For 27 years, he also lived in a log cabin near Bozeman, Mont., with a declawed, North American black bear named Buffy that he adopted and took care of. Buffy died last year at age 100 in bear years.

“I saved Buffy’s life from a research facility, but he saved my life, too — he saved me from myself,” Mikaelsen told the students. “When I came to the U.S. at exactly your age, I was an angry young man. I didn’t know what to do with my anger, so I became a bully — and I’m ashamed of it. I shoved kids and hit them and thought I was big and strong.”

But, he said, “It took a 750-pound bear to teach me I wasn’t so cool and tough.
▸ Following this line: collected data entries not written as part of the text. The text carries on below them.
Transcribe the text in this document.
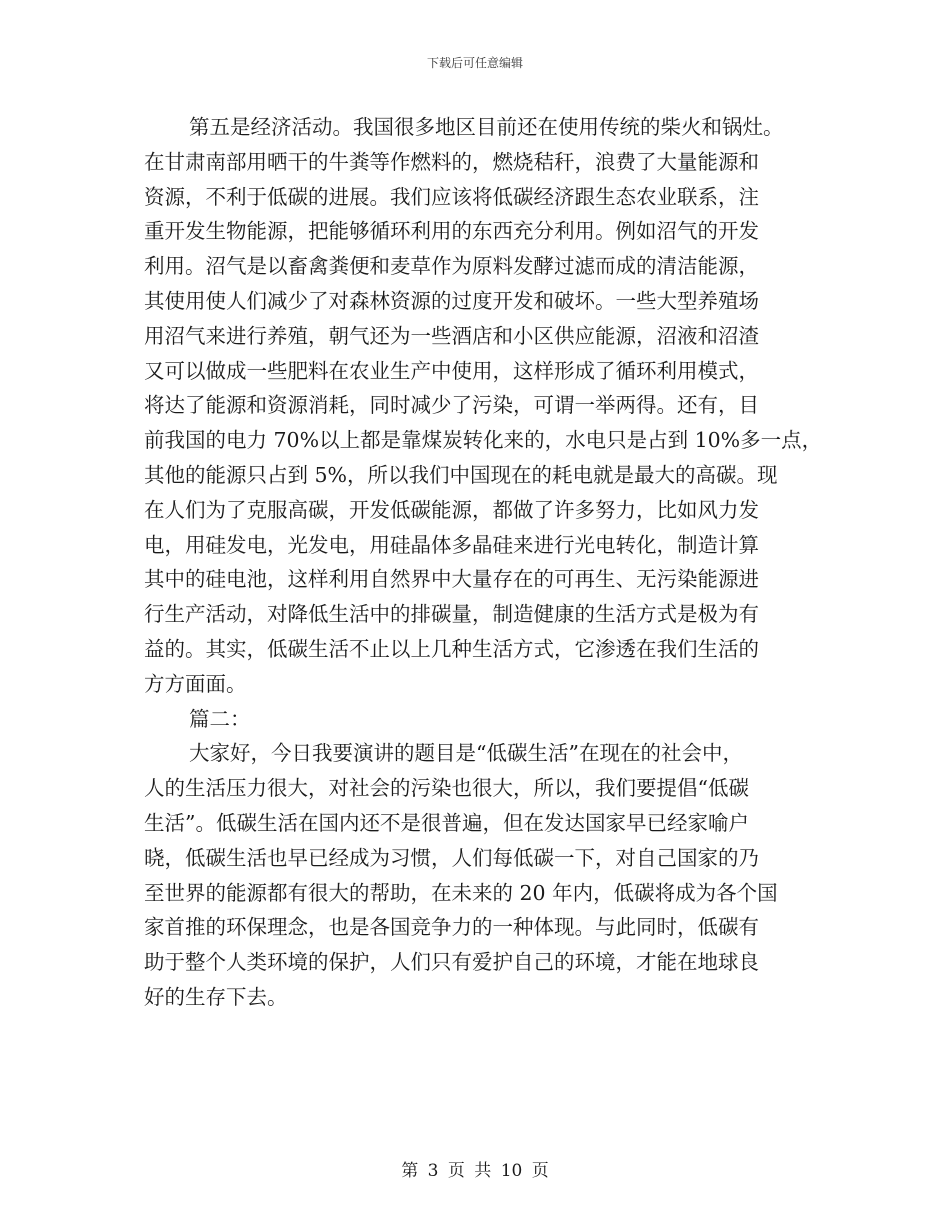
下载后可任意编辑
第五是经济活动。我国很多地区目前还在使用传统的柴火和锅灶。
在甘肃南部用晒干的牛粪等作燃料的，燃烧秸秆，浪费了大量能源和
资源，不利于低碳的进展。我们应该将低碳经济跟生态农业联系，注
重开发生物能源，把能够循环利用的东西充分利用。例如沼气的开发
利用。沼气是以畜禽粪便和麦草作为原料发酵过滤而成的清洁能源，
其使用使人们减少了对森林资源的过度开发和破坏。一些大型养殖场
用沼气来进行养殖，朝气还为一些酒店和小区供应能源，沼液和沼渣
又可以做成一些肥料在农业生产中使用，这样形成了循环利用模式，
将达了能源和资源消耗，同时减少了污染，可谓一举两得。还有，目
前我国的电力 70%以上都是靠煤炭转化来的，水电只是占到 10%多一点，
其他的能源只占到 5%，所以我们中国现在的耗电就是最大的高碳。现
在人们为了克服高碳，开发低碳能源，都做了许多努力，比如风力发
电，用硅发电，光发电，用硅晶体多晶硅来进行光电转化，制造计算
其中的硅电池，这样利用自然界中大量存在的可再生、无污染能源进
行生产活动，对降低生活中的排碳量，制造健康的生活方式是极为有
益的。其实，低碳生活不止以上几种生活方式，它渗透在我们生活的
方方面面。
篇二：
大家好，今日我要演讲的题目是“低碳生活”在现在的社会中，
人的生活压力很大，对社会的污染也很大，所以，我们要提倡“低碳
生活”。低碳生活在国内还不是很普遍，但在发达国家早已经家喻户
晓，低碳生活也早已经成为习惯，人们每低碳一下，对自己国家的乃
至世界的能源都有很大的帮助，在未来的 20 年内，低碳将成为各个国
家首推的环保理念，也是各国竞争力的一种体现。与此同时，低碳有
助于整个人类环境的保护，人们只有爱护自己的环境，才能在地球良
好的生存下去。
第 3 页 共 10 页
I knew, if I didn’t start changing and being truthful, he wouldn’t trust me and would someday grow up and kill me. Students, you’re never deserving of any more respect than you give others. Buffy taught me the biggest and strongest people are the ones who are kind, gentle and respectful.”

“Words are more hurtful than fists,” said Mikaelsen. “But is being a bully what you want to do with your one, fantastic life? Every time you ‘dis’ someone and text hurtful things, you show how insignificant, immature and scared you are. Collectively, you’re the future of this planet; and if you don’t get along, there is no future.”

He said he’s spoken to more than 5 million students over the past 25 years, and never met a bully who mattered. “It’s taken me a lifetime to discover who I am,” said Mikaelsen. “Who are you? What’s your unique potential to become something special? You life is the most important story you’ll ever tell, and you are its author.”

“I liked animals because they never teased me.”

— Ben Mikaelsen

Even when he was being bullied, he said, he always had a choice — to fight or walk away. “The bully was always bigger than me, so I ran away,” he said. “Did it wreck my life? No. I’ve traveled all over and I don’t know anyone who’s had as much fun as me.”

Afterward, seventh-grader Lydia Hugo said she enjoyed hearing about his personal experiences because “he challenged us to stand up for someone if they’re being bullied, to not be a bully and to be who you are.”

“It was really cool because he had an interesting life,” said classmate Noah Huntington. “He had lots of adventures and said that, if you X-rayed bullies, they wouldn’t have backbones. I learned that persons who are nice can really affect someone’s life.”

Basically, added Mikaelsen, “If you’re a successful human being, everything else will fall into place. If students are afraid in school, learning can’t take place. Bullying made me feel worthless, so I wanted these students to realize their own self-worth.”